The invasion of Slovakia by the Red Army in 1944 was something else I had puzzled over. The Tatra Mountains must have had a pass over them to allow the Red Army to move into Slovakia. Thanks to the internet I have worked out where this was. A very useful website is this detailed website on Slovakia Genealogy Research Strategies. If you have Slovak origins you must read this website as it contains much information about Slovakia, and I have found it invaluable. From this website I learned of the existence of the Dukla Pass. I have been able to deduce that the Red Army invaded Slovakia from Ukraine via Poland. See Battle for Dukla Pass. On Wikipedia see: http://en.wikipedia.org/wiki/Battle_of_the_Dukla_Pass and http://en.wikipedia.org/wiki/Dukla_Pass.

Forcing the Dukla Pass which the Germans had strongly defended cost both the Nazi forces and the Red Army some 70,000 lives each, and took several months of vicious and bitter fighting, and to which must be added an unknown number of Partizan deaths.

So how was it that my father escaped? He was among the 5,000 – a fraction of the total – who emigrated before the outbreak of World War II. To understand this part of the events we have to leave Levoča and move west to the Slovak town of Púchov. The expansion of railways in late Habsburg Slovakia meant that my paternal grandfather had moved from Levoča and lived and worked here. He ran a Signal Box, and although no doubt Joci tried to find it she was unable to do so, as much was destroyed and lost during the war. This image gives a sense of what it must have looked like inside: http://en.wikipedia.org/wiki/File:Leverframe.jpg. The Schlieffen Plan was based on the railway mania of the era, though the plan failed due to constant revisions. Branch lines were built all over the place, as they were in the UK and Sweden.

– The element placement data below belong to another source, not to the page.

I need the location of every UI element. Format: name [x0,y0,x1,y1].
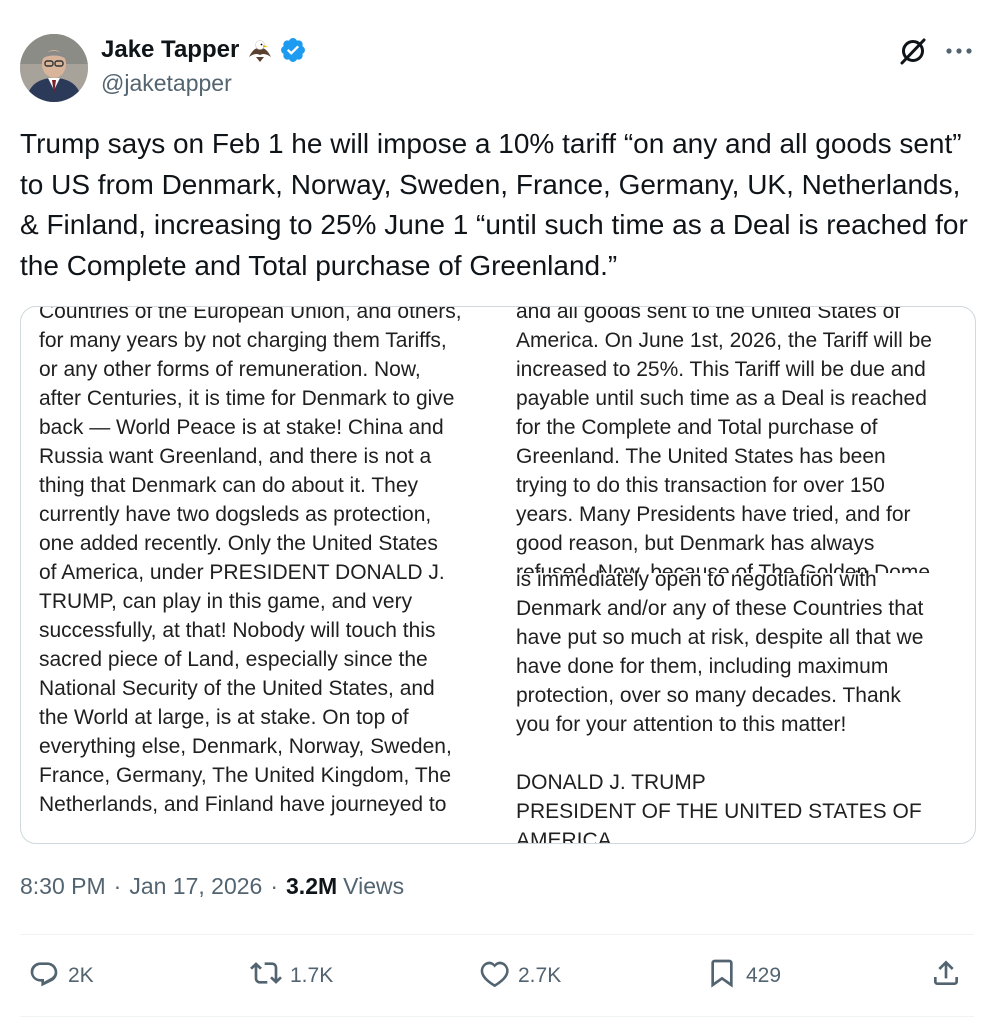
share-icon [930,957,962,995]
verified-badge-icon[interactable] [279,36,307,64]
reply-icon [28,957,60,995]
avatar[interactable] [20,34,88,102]
meta-separator: · [113,873,122,899]
like-button[interactable]: 2.7K [478,952,561,1000]
document-text-left: Countries of the European Union, and oth… [39,306,462,816]
tweet: Jake Tapper @jaketapper Trump says on Fe… [0,0,1006,1024]
reply-button[interactable]: 2K [28,952,94,1000]
action-bar: 2K 1.7K 2.7K 429 [20,952,974,1000]
eagle-icon [247,37,273,63]
like-count: 2.7K [518,964,562,987]
meta-separator: · [270,873,279,899]
reply-count: 2K [68,964,94,987]
tweet-media-image[interactable]: Countries of the European Union, and oth… [20,306,976,844]
divider [20,1016,974,1017]
bookmark-count: 429 [746,964,782,987]
grok-icon[interactable] [898,36,928,66]
tweet-time[interactable]: 8:30 PM [20,873,106,900]
divider [20,934,974,935]
author-name[interactable]: Jake Tapper [101,36,239,64]
share-button[interactable] [930,952,962,1000]
tweet-date[interactable]: Jan 17, 2026 [129,873,262,900]
repost-count: 1.7K [290,964,334,987]
document-text-right-bottom: is immediately open to negotiation with … [516,568,924,844]
document-text-right-top: and all goods sent to the United States … [516,306,932,573]
author-name-row: Jake Tapper [101,34,307,66]
tweet-meta: 8:30 PM · Jan 17, 2026 · 3.2M Views [20,873,404,900]
repost-icon [250,957,282,995]
repost-button[interactable]: 1.7K [250,952,333,1000]
views-label: Views [343,873,405,899]
more-icon[interactable] [942,36,976,66]
bookmark-button[interactable]: 429 [706,952,781,1000]
tweet-text: Trump says on Feb 1 he will impose a 10%… [20,128,968,281]
views-count[interactable]: 3.2M [286,873,337,900]
bookmark-icon [706,957,738,995]
like-icon [478,957,510,995]
author-handle[interactable]: @jaketapper [101,70,232,97]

My paternal grandfather was, like most Jews, extremely nationalistic, naming his sons after senior Hun leaders – Attila, Árpád, Zoltán (the latter of Ottoman origin –  the Ottoman Empire included Hungary and Slovakia for several centuries). I suspect there were more than 3 sons, but never felt able to ask as the whole business of the death camps was too angst-filled, while Joci, the aunt who took me everywhere in the lands of our origin had married into the family as Anci Weisz’ sister.

I know Attila did genealogical research of his family in Levoča and found that after 1867 when Hungarian became a permitted language as a result of the Dual Monarchy the surname was changed from Hartmann to its Hungarian equivalent of Kemény or Hard. This is a surname most Brits and Swedes still get wrong, pronouncing it Kemeeni or since the Iranian revolution Khomeini. Some Swedes even think it is a Finnish name.

The Russians lost over 20 million people in the war, and ended up detesting war in all it forms. I have heard many Russians saying this down the years and most recently in the Crimea. I understand this and Churchill once wrote this about the Russians, a quote I learned from my father:

Winston Churchill wrote in his inimitable style that “It was the Russian army who tore the guts out of the German war machine.” 

If you want to understand this better, please  read the whole of the page on this internet site: Our Common Victory and its Lessons. It is so true. And it is a lesson I will never forget.